À Cannes, on attend beaucoup. Il y a le versant incommode, comme se mettre dans la file 1h30 avant une projection – cette année un soleil de plomb remplace la pluie habituelle, la question de l’hydratation se déplace mais reste donc un enjeu majeur. Mais il y a plus agréable dans l’attente, comme celle suscitée par ce rendez-vous matinal avec le second volume des Mille et Une Nuits, et de se dire en sortant qu’il en reste un troisième mercredi.
Cœur sombre
On est désormais bien certain que Les Mille et Une Nuits est bien un et trois films. Le premier volet débordait d’une jouissance suscitée par l’installation du singulier projet, avec son amorce réflexive et l’ouverture de la boîte à récits, comme autant de fictions. Le Désolé n’est plus (en tous cas pas aussi directement) l’aventure de sa production et de son tournage ; le régime fictionnel est ici plus affirmé – ou disons que l’instabilité est moins grande. Ce volume 2 campe au centre du triptyque, il est son cœur sombre, dans la continuité de la désespérance – néanmoins d’une bouleversante dignité – qui émanait de la parole des « Magnifiques » à la fin de L’Inquiet. Sombre certes, mais les moyens du cinéma demeurent pour Miguel Gomes cette boîte à jouets, avec laquelle expérimenter, inventer et accomplir des désirs de mise en scène et de fictions à partir de sa collecte de récits. La fantaisie reste toutefois l’aiguillon ; les gestes de cinéma passent, avec une inspiration toujours renouvelée, d’une aptitude à filmer des espaces ingrats (l’architecture d’un habitat collectif), des corps parfois complètement érotisés, ainsi qu’une écoute émouvante de la parole « populaire ».

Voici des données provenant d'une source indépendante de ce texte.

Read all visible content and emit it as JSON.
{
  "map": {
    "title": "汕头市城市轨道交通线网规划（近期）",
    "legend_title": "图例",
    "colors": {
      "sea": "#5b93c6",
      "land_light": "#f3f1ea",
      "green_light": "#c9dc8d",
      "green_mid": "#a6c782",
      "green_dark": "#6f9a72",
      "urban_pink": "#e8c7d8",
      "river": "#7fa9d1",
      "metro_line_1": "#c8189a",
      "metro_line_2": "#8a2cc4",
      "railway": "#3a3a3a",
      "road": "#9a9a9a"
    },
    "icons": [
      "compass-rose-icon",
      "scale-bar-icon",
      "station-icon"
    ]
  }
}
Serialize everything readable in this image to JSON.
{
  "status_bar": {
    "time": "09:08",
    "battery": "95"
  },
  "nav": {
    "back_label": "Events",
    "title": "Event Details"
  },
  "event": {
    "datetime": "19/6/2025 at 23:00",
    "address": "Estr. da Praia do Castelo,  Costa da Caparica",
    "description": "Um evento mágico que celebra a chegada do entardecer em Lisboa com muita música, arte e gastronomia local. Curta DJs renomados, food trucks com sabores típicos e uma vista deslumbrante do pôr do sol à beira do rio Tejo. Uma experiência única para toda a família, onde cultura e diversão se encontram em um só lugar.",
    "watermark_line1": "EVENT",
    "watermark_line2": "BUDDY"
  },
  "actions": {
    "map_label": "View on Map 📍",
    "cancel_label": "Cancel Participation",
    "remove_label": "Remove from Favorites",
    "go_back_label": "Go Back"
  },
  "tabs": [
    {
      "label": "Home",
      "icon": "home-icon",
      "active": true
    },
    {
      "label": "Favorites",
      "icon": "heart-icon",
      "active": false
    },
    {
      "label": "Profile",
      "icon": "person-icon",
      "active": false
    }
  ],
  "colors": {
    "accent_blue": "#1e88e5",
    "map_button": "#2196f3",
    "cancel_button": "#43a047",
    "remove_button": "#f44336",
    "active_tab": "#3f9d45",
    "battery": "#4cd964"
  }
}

Le Désolé accueille un western (Chronique de fugue de Simão « Sans Tripes ») ; un film philosophique autour de la justice et de la responsabilité (Les Larmes de la juge) ; une exploration de la vie d’une tour d’habitation par le truchement d’un chien (Les Maîtres de Dixie). Ce dernier segment renvoie sans doute à une autre source littéraire, La vie mode d’emploi de Georges Perec, que le cinéaste brésilien Eduardo Coutinho « adapta » – Edificio Master (2002), superbe portrait des habitants d’un immeuble de la classe moyenne de Copacabana à Rio. Chacun de ces segments, après le constat établi par L’Inquiet, prend acte d’un effondrement des paradigmes moraux, philosophiques, politiques.
Paradigme épuisé
Cette mise en crise des fondements de tout pacte social culmine dans le second acte judiciaire, où une juge est aux prises avec un inextricable procès pour vol de bétail. Une société miniature carnavalesque est réunie, avec ses champs de tensions, ses conflits d’intérêts. Responsabilité, culpabilité, bien et mal, ordre et chaos se diluent dans une chaîne absurde qui, partant du Portugal rural, dérive jusqu’aux agissements d’un homme d’affaire chinois véreux et l’évocation de cartes Visa Gold. Face à cette délirante complexité, le corps social se déchire moins qu’il reconnaît sa défaite, la juge s’abîme dans son impuissance à faire face, et à, tout simplement, juger. Le monde (parce qu’il s’agit bien de cela à partir de la réalité du Portugal) est devenu illisible, comme définitivement brouillé.
On peut voir dans le dernier acte la résultante de cette défaite, sous la forme de l’atomisation sociale dans une tour. Dixie, un sympathique cabot est recueilli par un couple baignant dans la dépression – et la tabagie –, l’animal ressemble comme deux gouttes d’eau à celui dont ces êtres portent le deuil. Dixie devient le vecteur de ce que les communicants politiques nomme le « lien social », terme hideux d’autant qu’il existe un mot autrement plus noble : fraternité. Un changement de maîtres se joue entre des époux épuisés par la vie et un jeune couple dont l’existence est faite de précarité. Ce passage de témoin entre deux générations porte-t-il l’hypothèse d’un réenchantement au sein de ce monde défait ? Le troisième volume s’intitule en tous cas L’Enchanté… Nous aussi.